I have a lot of glitches in my head. I have tried and tried with books and counseling and websites and scheduling and all sorts of things to decode and recode the way my brain works. Sometimes I get short spans where I succeed but I always slip back. It crushes me when I do even though I know that to a certain degree it is to be expected, its human nature. It still crushes me. And then I feel stupid for “letting” it affect me like it does, like everything does.
I’m emotional. Problematically so, to my husband. As much as it annoys me that shampoo commercials can make me cry I love feeling things the intense way I do. It makes me feel alive, it makes me feel tortured, it makes me feel everything. EVERYTHING. And it’s amazing to feel that much. It’s hell, but it’s heaven.

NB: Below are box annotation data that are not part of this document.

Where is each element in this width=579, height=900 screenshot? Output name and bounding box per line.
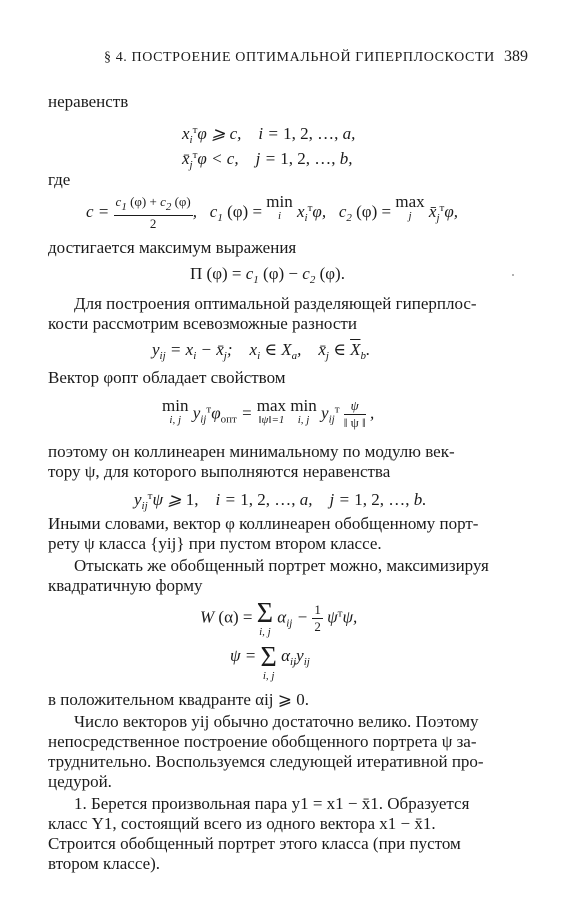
text-line: тору ψ, для которого выполняются неравенства	[48, 462, 391, 481]
running-header	[104, 48, 528, 66]
formula-inequality-x: $x_i^т\varphi$ ⩾ c, i = 1, 2, …, a,	[182, 124, 356, 146]
text-line: в положительном квадранте αij ⩾ 0.	[48, 690, 310, 709]
text-line: Отыскать же обобщенный портрет можно, максимизируя	[74, 556, 489, 575]
text-line: втором классе).	[48, 854, 161, 873]
formula-pi: Π $(\varphi) = c_1$ $(\varphi) - c_2$ (φ).	[190, 264, 345, 286]
text-line: класс Y1, состоящий всего из одного вектора x1 − x̄1.	[48, 814, 436, 833]
text-line: Строится обобщенный портрет этого класса (при пустом	[48, 834, 461, 853]
text-line: рету ψ класса {yij} при пустом втором классе.	[48, 534, 382, 553]
text-line: Иными словами, вектор φ коллинеарен обобщенному порт-	[48, 514, 479, 533]
running-title: § 4. ПОСТРОЕНИЕ ОПТИМАЛЬНОЙ ГИПЕРПЛОСКОСТИ	[104, 50, 495, 65]
text-line: непосредственное построение обобщенного портрета ψ за-	[48, 732, 477, 751]
formula-psi-inequalities: $y_{ij}^т\psi$ ⩾ 1, i = 1, 2, …, a, j = 1, 2, …, b.	[134, 490, 427, 512]
text-line: Число векторов yij обычно достаточно велико. Поэтому	[74, 712, 479, 731]
text-line: цедурой.	[48, 772, 112, 791]
formula-c-definition: c = $\frac{c_1 (\varphi) + c_2 (\varphi)}{2}$ , $c_1$ (φ) = min i $x_i^т\varphi$, $c_2$ (φ) = max j $x̄_j^т\varphi$,	[86, 192, 458, 231]
page-number: 389	[504, 48, 528, 65]
formula-differences: $y_{ij} = x_i$ − $x̄_j$; $x_i$ ∈ $X_a$, $x̄_j$ ∈ $\overline{X}_b$.	[152, 340, 371, 362]
formula-phi-opt-property: min i, j $y_{ij}^т\varphi_{опт} = \max$ ‖ψ‖=1 min i, j $y_{ij}^т$ $\frac{\psi}{‖ \psi ‖}$ ,	[162, 396, 375, 430]
formula-quadratic-form: W (α) = Σ i, j $\alpha_{ij}$ − $\frac{1}{2}$ $\psi^т\psi$,	[200, 598, 358, 638]
formula-inequality-xbar: $x̄_j^т\varphi < c$, j = 1, 2, …, b,	[182, 149, 353, 171]
text-line: Для построения оптимальной разделяющей гиперплос-	[74, 294, 477, 313]
speck	[512, 274, 514, 276]
formula-psi-sum: ψ = Σ i, j $\alpha_{ij}y_{ij}$	[230, 642, 310, 682]
text-line: где	[48, 170, 71, 189]
text-line: неравенств	[48, 92, 129, 111]
text-line: поэтому он коллинеарен минимальному по модулю век-	[48, 442, 455, 461]
text-line: кости рассмотрим всевозможные разности	[48, 314, 357, 333]
text-line: Вектор φопт обладает свойством	[48, 368, 286, 387]
text-line: труднительно. Воспользуемся следующей итеративной про-	[48, 752, 484, 771]
text-line: 1. Берется произвольная пара y1 = x1 − x̄1. Образуется	[74, 794, 470, 813]
text-line: квадратичную форму	[48, 576, 203, 595]
text-line: достигается максимум выражения	[48, 238, 297, 257]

There is so much wrapped up in all of this. My husband says I can’t hold him responsible for things that aren’t his fault, and he’s right, and it’s why I didn’t want to talk to him about it because I knew he would feel like it was his fault. No one’s choices but my own brought me here, whether they were based on selfishness, stupidity, what was best for my kids, or what, they were MY choices and I made them. I can’t “fix” the past and I can only try so much to fix the future without leaving my Love and family behind, and I won’t leave them behind. I don’t want to be single, as my husband misinterpreted all this to mean. I wanted to make a difference. And yes, I know raising my children to be moral human beings will make a difference but I mean on a broader scale; I wanted to write something that would change the way people think, the way they feel, and the way they think and feel about how they think and feel. I wanted to show them the majesty of everyday moments, how you can taste the universe in a good sip of tea, how there is no such thing as ordinary only unappreciated. I wanted to make a difference. I wanted to make things better. I wanted to help create a world where… where it was okay to be who you were… because it was never okay to be me.